First, though, I had work to do. I might be in a foreign city, but I was still working and Adam was still on duty. So I perched my laptop on my knees and turned to my overflowing inbox.

There was an email from a guy who, at five foot five, was demoralised by the number of women on the apps who only wanted to date tall men, and was considering lying about his height on the basis that, once they met him, they’d be so blinded by his personal magnetism they wouldn’t notice his small stature.

You think a lie is a good basis for starting a relationship? I thought. Don’t be a dick.

There was an email from a sixteen-year-old who knew he was gay but hadn’t come out yet and had fallen in love with his best friend. My heart twisted in sympathy for him – he might be a dick or he might not, but he needed considered advice. I wasn’t in the right frame of mind to deliver that right now, so I saved the text of his message into my folder of problems I was definitely going to address in the next few weeks.

There was an email from a father who’d recently started dating a woman and wanted to know when and how to introduce their kids to each other, which would definitely need input from the child psychologist I contacted when I had a problem I felt neither I nor Adam nor GenBot 2.0 was qualified to respond to.

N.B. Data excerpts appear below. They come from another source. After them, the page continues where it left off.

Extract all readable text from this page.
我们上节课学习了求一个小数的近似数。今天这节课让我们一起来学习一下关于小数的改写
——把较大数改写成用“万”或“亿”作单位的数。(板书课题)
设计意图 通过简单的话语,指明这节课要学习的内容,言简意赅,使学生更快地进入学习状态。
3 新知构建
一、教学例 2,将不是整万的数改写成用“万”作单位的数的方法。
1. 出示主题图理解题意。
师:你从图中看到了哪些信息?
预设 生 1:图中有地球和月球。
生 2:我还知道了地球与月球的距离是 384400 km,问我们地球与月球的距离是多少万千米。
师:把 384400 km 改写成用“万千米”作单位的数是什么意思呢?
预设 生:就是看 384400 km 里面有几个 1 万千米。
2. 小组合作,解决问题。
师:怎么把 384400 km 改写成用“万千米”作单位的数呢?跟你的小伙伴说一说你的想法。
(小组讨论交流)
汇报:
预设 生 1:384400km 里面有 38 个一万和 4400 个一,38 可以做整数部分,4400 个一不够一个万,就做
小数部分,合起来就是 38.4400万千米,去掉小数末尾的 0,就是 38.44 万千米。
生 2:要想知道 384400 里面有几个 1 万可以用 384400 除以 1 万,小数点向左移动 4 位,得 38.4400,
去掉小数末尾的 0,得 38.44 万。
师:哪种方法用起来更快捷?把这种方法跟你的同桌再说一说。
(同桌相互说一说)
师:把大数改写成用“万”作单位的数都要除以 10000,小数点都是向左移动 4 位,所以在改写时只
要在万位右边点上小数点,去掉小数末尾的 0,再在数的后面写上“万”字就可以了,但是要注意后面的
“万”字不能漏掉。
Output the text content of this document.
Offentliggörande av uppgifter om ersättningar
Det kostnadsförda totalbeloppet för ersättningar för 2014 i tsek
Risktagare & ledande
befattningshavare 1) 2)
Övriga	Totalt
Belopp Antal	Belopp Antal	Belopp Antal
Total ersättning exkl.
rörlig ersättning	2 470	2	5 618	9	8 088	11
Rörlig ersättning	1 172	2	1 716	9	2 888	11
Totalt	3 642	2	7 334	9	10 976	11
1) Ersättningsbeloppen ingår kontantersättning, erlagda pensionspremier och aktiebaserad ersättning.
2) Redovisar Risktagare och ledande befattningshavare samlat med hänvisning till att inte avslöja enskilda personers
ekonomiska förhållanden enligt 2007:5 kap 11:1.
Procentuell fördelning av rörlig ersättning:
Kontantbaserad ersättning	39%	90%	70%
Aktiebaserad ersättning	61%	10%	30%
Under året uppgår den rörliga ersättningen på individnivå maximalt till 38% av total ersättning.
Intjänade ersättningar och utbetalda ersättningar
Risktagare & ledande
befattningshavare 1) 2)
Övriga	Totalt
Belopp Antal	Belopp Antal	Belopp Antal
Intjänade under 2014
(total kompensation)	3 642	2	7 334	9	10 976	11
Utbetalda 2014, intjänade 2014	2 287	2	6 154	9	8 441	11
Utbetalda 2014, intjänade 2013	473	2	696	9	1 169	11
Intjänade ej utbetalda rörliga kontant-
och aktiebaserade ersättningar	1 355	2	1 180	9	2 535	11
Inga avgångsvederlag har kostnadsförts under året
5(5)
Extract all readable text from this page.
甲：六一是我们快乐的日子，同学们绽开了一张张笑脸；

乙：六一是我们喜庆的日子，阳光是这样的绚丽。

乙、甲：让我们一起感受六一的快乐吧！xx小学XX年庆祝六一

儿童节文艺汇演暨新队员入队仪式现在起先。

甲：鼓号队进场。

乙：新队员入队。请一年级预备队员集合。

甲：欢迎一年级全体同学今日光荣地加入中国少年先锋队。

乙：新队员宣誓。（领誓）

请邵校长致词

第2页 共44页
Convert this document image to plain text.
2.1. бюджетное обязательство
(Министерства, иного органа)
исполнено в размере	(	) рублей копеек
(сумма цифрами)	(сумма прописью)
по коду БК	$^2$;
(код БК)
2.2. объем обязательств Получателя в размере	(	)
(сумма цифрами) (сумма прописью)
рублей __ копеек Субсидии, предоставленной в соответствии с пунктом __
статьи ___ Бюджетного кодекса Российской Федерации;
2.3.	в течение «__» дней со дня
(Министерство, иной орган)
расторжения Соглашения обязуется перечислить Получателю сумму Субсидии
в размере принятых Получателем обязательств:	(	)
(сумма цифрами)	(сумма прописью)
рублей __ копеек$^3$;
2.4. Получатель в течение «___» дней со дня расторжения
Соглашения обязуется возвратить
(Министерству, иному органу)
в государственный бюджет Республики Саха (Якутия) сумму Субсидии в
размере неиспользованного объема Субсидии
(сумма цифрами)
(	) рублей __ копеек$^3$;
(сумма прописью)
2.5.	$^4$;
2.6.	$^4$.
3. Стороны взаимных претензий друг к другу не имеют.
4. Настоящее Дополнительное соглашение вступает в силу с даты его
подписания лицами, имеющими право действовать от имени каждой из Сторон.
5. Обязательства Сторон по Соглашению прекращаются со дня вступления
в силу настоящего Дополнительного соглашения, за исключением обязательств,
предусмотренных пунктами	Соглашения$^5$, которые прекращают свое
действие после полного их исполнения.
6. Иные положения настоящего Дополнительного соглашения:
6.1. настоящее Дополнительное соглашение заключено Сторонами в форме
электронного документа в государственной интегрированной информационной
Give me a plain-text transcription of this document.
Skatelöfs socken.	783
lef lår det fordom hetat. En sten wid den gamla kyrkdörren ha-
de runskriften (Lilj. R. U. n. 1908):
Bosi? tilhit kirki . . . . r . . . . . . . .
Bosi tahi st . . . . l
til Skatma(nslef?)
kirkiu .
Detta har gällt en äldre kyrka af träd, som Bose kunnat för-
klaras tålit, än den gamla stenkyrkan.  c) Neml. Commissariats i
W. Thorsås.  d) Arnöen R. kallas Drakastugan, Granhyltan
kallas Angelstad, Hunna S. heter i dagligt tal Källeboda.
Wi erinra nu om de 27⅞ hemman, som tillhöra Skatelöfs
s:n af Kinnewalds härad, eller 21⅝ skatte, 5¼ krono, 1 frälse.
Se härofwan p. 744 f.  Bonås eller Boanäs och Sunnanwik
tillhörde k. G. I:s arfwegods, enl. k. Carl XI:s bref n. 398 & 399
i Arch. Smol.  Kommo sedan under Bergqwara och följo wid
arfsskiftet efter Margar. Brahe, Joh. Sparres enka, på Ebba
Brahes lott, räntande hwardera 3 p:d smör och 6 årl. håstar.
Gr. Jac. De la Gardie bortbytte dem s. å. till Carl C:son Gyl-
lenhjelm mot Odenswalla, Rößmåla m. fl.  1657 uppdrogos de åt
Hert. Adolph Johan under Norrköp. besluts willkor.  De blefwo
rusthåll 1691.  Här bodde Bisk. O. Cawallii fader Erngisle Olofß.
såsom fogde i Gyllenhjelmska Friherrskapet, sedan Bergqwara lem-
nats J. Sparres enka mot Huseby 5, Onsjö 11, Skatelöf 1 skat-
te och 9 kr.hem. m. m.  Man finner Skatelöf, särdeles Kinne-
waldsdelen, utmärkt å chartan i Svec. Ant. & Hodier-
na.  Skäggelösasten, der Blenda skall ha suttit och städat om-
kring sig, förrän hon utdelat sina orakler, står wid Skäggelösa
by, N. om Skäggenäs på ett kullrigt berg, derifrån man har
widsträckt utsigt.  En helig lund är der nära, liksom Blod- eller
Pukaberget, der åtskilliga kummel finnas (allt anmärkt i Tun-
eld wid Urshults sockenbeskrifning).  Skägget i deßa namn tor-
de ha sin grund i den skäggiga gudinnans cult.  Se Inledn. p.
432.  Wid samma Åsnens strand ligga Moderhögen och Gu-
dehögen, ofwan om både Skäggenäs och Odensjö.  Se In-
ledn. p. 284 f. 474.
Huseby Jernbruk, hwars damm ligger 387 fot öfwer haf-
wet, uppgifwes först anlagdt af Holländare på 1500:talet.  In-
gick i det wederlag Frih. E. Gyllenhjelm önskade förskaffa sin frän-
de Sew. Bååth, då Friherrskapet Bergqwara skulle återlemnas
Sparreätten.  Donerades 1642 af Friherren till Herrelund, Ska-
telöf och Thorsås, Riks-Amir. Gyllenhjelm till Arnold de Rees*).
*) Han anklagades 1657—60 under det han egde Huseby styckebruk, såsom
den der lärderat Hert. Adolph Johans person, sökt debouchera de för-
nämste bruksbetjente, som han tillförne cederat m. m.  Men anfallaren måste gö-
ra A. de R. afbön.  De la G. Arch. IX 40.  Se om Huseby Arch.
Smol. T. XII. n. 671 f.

But I kept coming back to the message I was sure Zack had written. I was going to answer it – I felt compelled to. But I didn’t know what to say.

I pasted the message in its entirety into GenBot, and waited for it to respond. After a few seconds, it produced its usual lengthy, mild-toned reply.

Your situation sounds complicated… It’s normal to experience temptation in a relationship… Talk to your wife and find out what’s troubling her… Don’t embark on an affair without ending your marriage…

‘For God’s sake,’ I snapped. ‘Come on, AI Adam. Get with the programme.’

But can’t you see what a dick this man is being? I typed.

He comes across as somewhat materialistic, the algorithm returned.

And he’s thinking of cheating on his wife!

Betrayal in a relationship is never an advisable course of action.

So why are you being so sympathetic to him?

I am a generative language learning model. If you have relationship concerns, I recommend seeking counselling.

‘Oh, fuck off.’ I snapped my laptop closed, picked up my bag and the keys and headed out. But before I descended the stairs, I made sure I had Ross’s app open on my phone, and was surprised to see I had a message from him as well.

Hope you got there safe. Thinking of you.

And at the end was a row of three Xs. I could see straight away how many there were, but I counted them all the same.